La mitología japonesa cuenta que la diosa del sol, Amaterasu, lloró desde los cielos y sus lágrimas cayeron como perlas sobre el mar hasta formar el archipiélago nipón.
Esta leyenda resume la importancia de la naturaleza en el sintoísmo, la religión que han abrazado durante siglos los emperadores japoneses y que permanece en los templos, palacios y jardines de las ciudades imperiales encadenadas a lo largo de este viaje entre Tokio y Osaka.
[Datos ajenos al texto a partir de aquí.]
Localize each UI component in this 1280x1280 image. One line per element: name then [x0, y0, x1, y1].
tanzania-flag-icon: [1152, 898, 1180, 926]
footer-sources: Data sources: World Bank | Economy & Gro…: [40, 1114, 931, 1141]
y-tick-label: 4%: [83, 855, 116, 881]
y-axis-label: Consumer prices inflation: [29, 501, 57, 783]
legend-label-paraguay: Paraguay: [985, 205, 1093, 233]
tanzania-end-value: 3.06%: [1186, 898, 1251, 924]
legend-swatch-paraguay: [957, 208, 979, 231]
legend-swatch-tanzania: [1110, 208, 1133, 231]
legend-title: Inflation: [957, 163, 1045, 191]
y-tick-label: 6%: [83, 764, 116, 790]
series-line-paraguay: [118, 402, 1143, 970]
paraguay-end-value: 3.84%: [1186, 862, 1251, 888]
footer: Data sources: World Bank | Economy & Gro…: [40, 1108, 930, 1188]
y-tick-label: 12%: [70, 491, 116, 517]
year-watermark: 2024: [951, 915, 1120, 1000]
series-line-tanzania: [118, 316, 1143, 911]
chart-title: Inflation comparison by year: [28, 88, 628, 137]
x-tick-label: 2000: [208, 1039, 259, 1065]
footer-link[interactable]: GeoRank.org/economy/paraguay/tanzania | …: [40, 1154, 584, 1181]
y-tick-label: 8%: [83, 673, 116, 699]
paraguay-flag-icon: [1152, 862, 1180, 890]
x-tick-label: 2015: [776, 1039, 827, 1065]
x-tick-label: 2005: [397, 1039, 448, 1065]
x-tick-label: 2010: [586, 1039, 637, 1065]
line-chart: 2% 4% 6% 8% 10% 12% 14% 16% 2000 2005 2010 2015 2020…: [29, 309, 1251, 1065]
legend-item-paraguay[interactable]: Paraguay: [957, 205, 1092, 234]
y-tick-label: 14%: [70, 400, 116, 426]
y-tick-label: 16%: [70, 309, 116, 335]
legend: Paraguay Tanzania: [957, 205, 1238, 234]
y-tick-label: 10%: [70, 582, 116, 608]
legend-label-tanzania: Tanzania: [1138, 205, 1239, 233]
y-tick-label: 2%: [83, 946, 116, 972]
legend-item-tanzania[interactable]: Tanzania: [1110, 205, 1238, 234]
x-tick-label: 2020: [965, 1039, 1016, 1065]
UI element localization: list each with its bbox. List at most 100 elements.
Tokio, la capital del país, es una megápolis de unos treinta millones de habitantes situada alrededor de la gran bahía del mismo nombre. El tren rápido que comunica el aeropuerto de Narita y el corazón tokiota depara el primer espectáculo visual, al pasar de un paisaje de arrozales a un perfil de rascacielos y calles trepidantes.
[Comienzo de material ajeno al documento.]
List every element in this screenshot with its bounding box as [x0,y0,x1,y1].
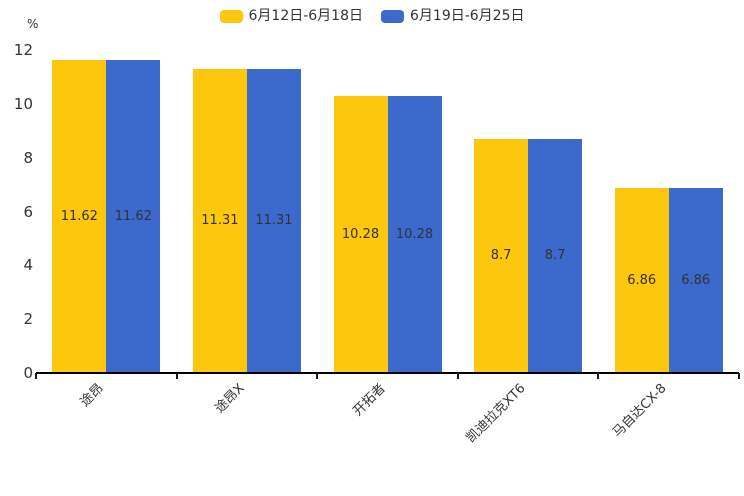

Es una ciudad que no deja indiferente a nadie. La razón es su mezcla de modernidad extrema y pasado imperial, sin olvidar los barrios de callejuelas laberínticas llenas de tiendas, restaurantes y espacios que son auténticos remansos de paz.
Tokio, además, sobresale entre las grandes ciudades del mundo por su red de metro, la más extensa en líneas y estaciones, y que convierten cualquier traslado en algo fácil y muy rápido.